Takt time paces production in a way that aligns it with customer demand. It is an important concept in lean manufacturing because it balances the importance of meeting customer demand with the importance of minimizing work-in-process and inventory. Think of takt time as establishing the “rhythm” or “beat” of your manufacturing process. In fact, takt is a German word that means cadence, rhythm, time, measure, bar or cycle.
In practical terms, not only does takt time establish the pace of production, it provides an easy way to see if you are ahead of schedule, behind schedule, or right on schedule. How? By using takt time to drive a real-time target for schedule adherence. A very popular plant floor scoreboard display is target (how much should have been produced thus far) versus actual (good parts actually produced), along with efficiency (the ratio of actual to target).

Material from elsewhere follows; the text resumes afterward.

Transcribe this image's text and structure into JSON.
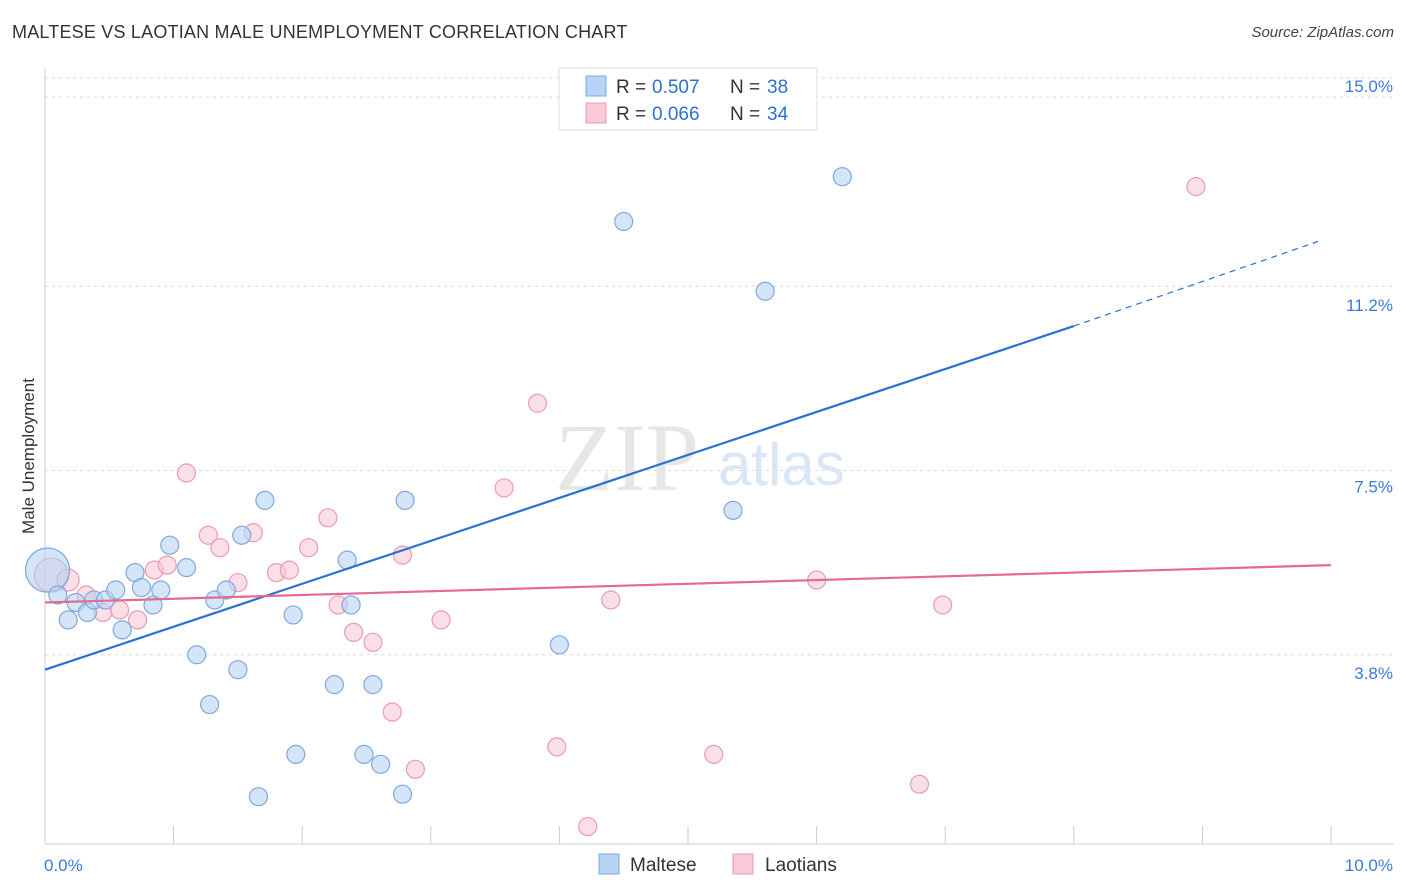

In practice, takt time is often used to match the pace of production to “normalized” customer demand (customer demand or estimated demand averaged over some longer period of time). Takt time is also an integral part of standardized work, as the whole idea is to establish a predictable and repeatable pace of production (i.e., standardized production).
Calculating TAKT Time
The formal calculation of takt time is:
Takt Time = Production Time / Customer Demand
Let's take this calculation apart.
Production Time is the available time for manufacturing parts. It should only include time when production is expected to be running. From the perspective of production states (Run, Unplanned Stop, Planned Stop, and Not Scheduled), Production Time only includes the first two (Run and Unplanned Stop). In other words, Production Time does not include any time where the line is expected to be stopped (e.g., it does not include lunches, breaks, changeovers, or planned maintenance).
Customer Demand is the quantity of parts to manufacture over some specified period of time to keep pace with customer orders. In practice, many companies choose to base customer demand on their expected rate of production (the customer in this case being more of an internal entity).
Takt Time is the amount of time needed to manufacture one good part, while keeping pace with customer demand (e.g., manufacturing one good part every 12.7 seconds). Delving deeper, it represents a “normalized” time. Sadly, manufacturing processes do not have a magic dial that can be arbitrarily changed every day based on customer demand. So, takt time represents what the production process needs to achieve in order to meet customer demand over some “normalized” period of time.